Credit unions hit a record number of members


Credit unions hit a record number of members last year, as a growing number of consumers grew fed up with the fees at the nation's biggest banks and took their money elsewhere.

Credit unions added 1.3 million new customers in 2011, bringing total membership to a record 91.8 million by the end of the year, according to data collected by the National Credit Union Administration from the nation's 7,094 federally-insured credit unions.

Membership refers to the number of new customers, not the number of accounts being opened.

Much of this growth came in the fourth quarter of the year, as consumer movements like Bank Transfer Day spurred customers to ditch their big banks and look for alternatives like community banks and credit unions, which tend to incur fewer fees and offer better rates.

Many consumers had already grown increasingly aggravated by new and higher fees popping up on checking accounts at banks like Wells Fargo, Citi and Chase during the year. So, when Bank of America announced in September that it would introduce a monthly fee for debit card use, it was the last straw.

Even though Bank of America later changed its mind and scrapped its plans for the new fee, consumers were already on the move.

In the fourth quarter, following Bank of America's retraction of its fee, credit unions added 398,000 customers -- about 30% of the total new customers added during the year. A year earlier, credit unions had shed 251,000 members during the fourth quarter.

Along with membership, credit unions saw assets and accounts increase both during the year and quarter.

Total assets increased by $47.4 billion, or 5%, to $961.8 billion in 2011, boosted by $10.6 billion in new assets in the fourth quarter alone.

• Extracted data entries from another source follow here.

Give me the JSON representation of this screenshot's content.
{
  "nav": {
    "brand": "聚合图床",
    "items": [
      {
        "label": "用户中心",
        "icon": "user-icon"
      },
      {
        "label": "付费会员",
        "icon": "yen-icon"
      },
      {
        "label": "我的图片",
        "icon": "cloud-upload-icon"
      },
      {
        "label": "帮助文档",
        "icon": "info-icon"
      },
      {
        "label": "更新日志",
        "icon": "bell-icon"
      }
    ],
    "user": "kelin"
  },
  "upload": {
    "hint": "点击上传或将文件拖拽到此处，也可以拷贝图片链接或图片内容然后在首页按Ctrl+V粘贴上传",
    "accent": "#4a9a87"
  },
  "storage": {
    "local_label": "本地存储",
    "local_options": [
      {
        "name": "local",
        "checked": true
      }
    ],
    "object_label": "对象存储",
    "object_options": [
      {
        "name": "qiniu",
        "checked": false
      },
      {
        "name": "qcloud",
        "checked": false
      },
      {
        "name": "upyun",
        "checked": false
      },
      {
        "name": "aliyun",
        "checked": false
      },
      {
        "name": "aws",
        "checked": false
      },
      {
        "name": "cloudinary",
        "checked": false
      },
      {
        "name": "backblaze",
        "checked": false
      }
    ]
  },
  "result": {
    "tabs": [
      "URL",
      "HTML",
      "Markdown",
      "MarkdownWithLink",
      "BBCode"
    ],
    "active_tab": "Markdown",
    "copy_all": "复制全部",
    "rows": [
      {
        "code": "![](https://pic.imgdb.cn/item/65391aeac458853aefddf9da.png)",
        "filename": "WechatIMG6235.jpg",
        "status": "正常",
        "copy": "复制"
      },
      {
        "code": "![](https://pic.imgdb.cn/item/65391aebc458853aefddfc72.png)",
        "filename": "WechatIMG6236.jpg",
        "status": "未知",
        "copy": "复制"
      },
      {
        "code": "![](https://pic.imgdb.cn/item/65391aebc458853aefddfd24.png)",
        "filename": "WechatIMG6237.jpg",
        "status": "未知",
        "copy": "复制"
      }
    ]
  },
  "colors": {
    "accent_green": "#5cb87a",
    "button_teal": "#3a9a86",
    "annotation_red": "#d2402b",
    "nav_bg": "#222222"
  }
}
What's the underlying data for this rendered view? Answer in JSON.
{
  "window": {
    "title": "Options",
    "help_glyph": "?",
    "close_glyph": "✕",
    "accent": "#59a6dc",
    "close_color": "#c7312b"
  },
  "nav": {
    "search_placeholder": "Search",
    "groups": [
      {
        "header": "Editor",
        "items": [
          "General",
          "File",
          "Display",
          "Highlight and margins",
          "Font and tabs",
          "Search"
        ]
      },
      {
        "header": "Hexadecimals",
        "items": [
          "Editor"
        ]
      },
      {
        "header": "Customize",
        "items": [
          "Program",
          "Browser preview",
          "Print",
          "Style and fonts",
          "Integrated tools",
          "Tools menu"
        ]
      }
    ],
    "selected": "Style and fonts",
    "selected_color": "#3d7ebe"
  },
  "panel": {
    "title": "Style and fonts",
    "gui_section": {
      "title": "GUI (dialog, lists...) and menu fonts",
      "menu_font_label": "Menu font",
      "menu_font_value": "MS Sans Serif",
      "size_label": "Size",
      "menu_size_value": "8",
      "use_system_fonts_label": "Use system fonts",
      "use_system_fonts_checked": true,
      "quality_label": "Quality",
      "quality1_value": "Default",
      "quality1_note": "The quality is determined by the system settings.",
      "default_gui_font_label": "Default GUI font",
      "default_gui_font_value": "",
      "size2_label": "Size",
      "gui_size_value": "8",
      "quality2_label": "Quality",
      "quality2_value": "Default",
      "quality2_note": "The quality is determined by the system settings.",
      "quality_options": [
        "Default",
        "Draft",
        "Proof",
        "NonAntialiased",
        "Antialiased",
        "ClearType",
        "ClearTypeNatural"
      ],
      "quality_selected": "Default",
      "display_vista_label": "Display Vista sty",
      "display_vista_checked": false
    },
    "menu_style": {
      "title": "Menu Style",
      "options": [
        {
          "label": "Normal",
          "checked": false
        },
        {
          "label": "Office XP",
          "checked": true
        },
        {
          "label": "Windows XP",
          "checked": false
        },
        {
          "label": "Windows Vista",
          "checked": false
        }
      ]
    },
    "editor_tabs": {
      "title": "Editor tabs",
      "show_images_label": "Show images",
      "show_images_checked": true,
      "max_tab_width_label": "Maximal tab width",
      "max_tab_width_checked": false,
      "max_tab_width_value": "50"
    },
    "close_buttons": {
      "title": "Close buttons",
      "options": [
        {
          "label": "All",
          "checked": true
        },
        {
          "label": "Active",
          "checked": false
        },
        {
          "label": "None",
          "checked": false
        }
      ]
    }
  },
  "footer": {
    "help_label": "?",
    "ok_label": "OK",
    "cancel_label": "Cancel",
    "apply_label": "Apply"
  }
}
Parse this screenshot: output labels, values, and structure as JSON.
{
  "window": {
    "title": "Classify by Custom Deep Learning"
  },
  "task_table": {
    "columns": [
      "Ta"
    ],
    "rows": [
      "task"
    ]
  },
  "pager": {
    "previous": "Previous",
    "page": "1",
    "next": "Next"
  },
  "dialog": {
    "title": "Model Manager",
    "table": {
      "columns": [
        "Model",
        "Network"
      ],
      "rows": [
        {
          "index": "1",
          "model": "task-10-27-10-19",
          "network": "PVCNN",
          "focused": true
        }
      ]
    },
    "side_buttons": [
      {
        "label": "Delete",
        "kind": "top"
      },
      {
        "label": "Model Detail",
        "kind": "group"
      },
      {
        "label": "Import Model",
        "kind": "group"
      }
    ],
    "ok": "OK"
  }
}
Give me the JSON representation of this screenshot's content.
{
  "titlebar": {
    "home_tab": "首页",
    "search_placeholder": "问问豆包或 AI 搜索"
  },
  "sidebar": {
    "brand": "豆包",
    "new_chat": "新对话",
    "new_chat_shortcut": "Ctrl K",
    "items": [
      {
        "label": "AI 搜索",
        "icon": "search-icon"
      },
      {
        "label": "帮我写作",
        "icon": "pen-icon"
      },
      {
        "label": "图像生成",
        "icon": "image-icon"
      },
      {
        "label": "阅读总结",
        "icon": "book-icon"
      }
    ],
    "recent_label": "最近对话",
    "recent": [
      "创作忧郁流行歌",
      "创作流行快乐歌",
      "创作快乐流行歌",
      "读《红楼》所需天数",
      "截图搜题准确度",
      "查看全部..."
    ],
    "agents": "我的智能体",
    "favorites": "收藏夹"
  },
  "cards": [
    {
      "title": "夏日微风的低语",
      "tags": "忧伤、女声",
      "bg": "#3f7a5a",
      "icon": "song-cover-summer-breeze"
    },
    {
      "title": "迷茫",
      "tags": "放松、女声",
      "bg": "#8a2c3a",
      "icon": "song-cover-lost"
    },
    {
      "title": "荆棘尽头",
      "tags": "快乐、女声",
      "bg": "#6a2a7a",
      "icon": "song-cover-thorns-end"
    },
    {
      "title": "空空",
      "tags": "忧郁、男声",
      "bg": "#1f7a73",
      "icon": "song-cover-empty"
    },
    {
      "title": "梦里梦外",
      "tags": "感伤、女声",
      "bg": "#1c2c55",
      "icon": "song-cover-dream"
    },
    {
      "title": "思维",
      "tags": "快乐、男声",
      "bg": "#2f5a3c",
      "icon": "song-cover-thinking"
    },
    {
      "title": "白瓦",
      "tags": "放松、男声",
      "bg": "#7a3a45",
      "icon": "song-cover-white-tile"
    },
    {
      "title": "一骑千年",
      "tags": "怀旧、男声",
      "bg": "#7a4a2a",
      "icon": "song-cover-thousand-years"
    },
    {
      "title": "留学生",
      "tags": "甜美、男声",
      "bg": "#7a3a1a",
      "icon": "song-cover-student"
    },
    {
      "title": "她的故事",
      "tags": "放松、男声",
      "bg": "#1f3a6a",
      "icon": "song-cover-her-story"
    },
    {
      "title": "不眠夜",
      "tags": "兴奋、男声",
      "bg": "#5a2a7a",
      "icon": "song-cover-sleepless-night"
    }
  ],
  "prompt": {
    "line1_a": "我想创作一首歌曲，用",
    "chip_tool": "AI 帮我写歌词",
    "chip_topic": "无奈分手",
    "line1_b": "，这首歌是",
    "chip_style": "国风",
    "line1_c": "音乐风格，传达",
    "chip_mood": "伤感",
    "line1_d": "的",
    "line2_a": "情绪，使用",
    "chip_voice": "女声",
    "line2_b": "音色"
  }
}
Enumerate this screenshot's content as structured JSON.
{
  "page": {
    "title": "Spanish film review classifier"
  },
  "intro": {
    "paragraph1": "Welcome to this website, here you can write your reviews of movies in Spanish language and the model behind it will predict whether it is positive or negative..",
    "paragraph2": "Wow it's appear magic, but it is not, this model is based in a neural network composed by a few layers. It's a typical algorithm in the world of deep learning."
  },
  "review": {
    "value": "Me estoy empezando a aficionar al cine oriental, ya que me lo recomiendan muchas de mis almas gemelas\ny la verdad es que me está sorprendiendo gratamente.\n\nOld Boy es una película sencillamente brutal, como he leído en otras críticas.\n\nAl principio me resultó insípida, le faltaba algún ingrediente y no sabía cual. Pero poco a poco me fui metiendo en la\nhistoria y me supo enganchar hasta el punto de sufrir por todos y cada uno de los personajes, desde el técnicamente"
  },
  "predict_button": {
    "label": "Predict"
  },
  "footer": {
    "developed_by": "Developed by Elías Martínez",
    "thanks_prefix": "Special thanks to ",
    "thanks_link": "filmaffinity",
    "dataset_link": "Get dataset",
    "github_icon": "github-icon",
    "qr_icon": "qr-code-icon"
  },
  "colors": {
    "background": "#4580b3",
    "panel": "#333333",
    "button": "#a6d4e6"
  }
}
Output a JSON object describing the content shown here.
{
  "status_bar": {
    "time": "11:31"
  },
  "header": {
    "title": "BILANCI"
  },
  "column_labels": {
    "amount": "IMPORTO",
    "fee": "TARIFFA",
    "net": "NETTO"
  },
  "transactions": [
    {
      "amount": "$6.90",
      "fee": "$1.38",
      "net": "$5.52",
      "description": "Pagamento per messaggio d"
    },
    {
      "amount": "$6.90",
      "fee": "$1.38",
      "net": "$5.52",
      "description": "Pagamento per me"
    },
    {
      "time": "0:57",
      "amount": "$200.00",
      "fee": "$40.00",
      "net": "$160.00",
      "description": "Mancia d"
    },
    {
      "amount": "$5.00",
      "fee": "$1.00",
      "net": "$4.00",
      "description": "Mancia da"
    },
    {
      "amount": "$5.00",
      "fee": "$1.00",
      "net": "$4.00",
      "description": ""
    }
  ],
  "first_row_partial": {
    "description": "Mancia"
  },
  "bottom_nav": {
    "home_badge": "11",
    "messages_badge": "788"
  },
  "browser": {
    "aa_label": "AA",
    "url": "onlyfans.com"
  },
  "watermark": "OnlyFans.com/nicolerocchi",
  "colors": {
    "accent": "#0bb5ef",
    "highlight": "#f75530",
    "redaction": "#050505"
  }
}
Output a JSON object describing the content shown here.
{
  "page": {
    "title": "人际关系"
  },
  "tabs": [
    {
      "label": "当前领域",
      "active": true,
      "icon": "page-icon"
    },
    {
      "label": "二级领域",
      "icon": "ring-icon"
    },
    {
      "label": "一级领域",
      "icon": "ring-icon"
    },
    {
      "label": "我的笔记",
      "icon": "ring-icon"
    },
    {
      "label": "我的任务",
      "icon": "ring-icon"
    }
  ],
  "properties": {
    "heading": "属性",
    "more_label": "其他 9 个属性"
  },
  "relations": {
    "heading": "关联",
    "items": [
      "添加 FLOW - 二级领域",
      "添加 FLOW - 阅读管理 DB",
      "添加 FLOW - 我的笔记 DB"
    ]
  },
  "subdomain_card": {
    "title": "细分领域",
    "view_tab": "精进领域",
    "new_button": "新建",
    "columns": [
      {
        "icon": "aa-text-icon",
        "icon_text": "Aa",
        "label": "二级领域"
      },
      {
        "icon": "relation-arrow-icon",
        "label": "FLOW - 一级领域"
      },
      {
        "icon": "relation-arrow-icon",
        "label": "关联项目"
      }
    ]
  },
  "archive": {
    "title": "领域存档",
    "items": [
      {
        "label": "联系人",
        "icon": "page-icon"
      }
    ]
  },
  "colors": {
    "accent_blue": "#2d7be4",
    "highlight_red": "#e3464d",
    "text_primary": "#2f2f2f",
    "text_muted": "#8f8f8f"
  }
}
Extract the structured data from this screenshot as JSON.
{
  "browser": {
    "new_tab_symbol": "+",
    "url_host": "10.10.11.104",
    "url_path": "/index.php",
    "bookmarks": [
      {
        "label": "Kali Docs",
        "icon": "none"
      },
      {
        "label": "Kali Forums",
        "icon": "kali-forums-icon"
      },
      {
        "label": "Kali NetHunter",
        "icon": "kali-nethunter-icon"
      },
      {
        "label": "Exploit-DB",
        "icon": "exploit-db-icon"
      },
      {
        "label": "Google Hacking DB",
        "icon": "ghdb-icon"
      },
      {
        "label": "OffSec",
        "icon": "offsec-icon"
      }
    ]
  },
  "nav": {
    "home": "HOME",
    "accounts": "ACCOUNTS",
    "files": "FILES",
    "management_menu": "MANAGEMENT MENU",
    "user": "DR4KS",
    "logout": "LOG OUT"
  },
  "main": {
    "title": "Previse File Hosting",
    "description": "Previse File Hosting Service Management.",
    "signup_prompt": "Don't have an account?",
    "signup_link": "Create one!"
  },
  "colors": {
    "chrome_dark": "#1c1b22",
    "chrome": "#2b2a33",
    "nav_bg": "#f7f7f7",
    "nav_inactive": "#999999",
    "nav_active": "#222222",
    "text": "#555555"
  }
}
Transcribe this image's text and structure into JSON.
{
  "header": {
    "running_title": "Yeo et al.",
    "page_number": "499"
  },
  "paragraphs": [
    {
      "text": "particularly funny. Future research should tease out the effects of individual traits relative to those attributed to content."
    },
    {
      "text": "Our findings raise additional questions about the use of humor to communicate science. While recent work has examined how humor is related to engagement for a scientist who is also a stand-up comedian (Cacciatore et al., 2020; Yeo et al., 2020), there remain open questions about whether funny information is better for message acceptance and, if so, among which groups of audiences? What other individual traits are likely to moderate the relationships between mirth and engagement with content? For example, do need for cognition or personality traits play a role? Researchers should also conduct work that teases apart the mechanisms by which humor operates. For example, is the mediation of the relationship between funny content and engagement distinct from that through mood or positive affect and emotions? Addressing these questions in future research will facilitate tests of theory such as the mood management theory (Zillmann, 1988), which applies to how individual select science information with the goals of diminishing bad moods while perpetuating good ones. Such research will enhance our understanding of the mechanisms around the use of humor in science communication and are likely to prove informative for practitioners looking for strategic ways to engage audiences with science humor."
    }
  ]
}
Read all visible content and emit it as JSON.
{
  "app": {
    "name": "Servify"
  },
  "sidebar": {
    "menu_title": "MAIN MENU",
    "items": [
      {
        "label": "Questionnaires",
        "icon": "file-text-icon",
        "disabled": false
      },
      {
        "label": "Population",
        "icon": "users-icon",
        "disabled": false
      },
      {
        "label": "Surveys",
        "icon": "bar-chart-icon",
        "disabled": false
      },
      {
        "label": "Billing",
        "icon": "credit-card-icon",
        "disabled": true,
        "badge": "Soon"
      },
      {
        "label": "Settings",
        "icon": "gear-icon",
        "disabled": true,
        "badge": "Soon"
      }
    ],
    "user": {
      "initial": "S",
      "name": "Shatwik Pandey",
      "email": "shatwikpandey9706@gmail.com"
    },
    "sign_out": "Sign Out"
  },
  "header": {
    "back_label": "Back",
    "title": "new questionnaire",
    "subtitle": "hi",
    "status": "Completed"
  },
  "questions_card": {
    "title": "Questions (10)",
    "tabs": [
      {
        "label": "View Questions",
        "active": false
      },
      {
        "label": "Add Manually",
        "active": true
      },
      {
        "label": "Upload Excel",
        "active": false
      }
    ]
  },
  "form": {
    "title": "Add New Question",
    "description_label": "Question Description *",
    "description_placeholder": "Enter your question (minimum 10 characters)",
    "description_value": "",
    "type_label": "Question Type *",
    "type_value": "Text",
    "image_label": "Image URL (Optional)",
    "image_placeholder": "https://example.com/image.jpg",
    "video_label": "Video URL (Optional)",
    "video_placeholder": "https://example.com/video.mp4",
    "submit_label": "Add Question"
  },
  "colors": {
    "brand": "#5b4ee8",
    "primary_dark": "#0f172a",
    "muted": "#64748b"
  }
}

Lending increased 1.2% during the year, bringing total loans to $571.5 billion by the end of the year -- and two-thirds of that growth occurred in the last quarter. Industry earnings also improved significantly, with net income at credit unions jumping more than 40% in 2011 to $6.4 billion.

"In the last quarter of 2011, the credit union industry grew to record levels in total assets and members," said NCUA Board Chairman Debbie Matz. "Combined with a year-over-year jump in industry net income of more than 40 percent, it appears that credit unions have turned a corner and begun to put the most severe economic crisis in three generations behind them."

The positive results came despite a decline in the number of federally-insured credit unions, which shrunk by 245 institutions to 7,094 at the end of 2011.

A separate report from J.D. Power and Associates that came out earlier this week showed a similar exodus from big banks to smaller institutions.

While the rate of customers leaving small institutions over the past year declined significantly, bigger banks saw an increase in the percentage of customers who jumped ship, according to J.D. Power's survey of more than 5,000 customers who shopped for a new bank or account over the past 12 months.

The defection rate for large, regional and midsize banks averaged between 10% and 11.3% last year (up from 7.4% to 9.8% in 2010), while the defection rates for small banks and credit unions averaged only 0.9% -- down significantly from 8.8% in 2010.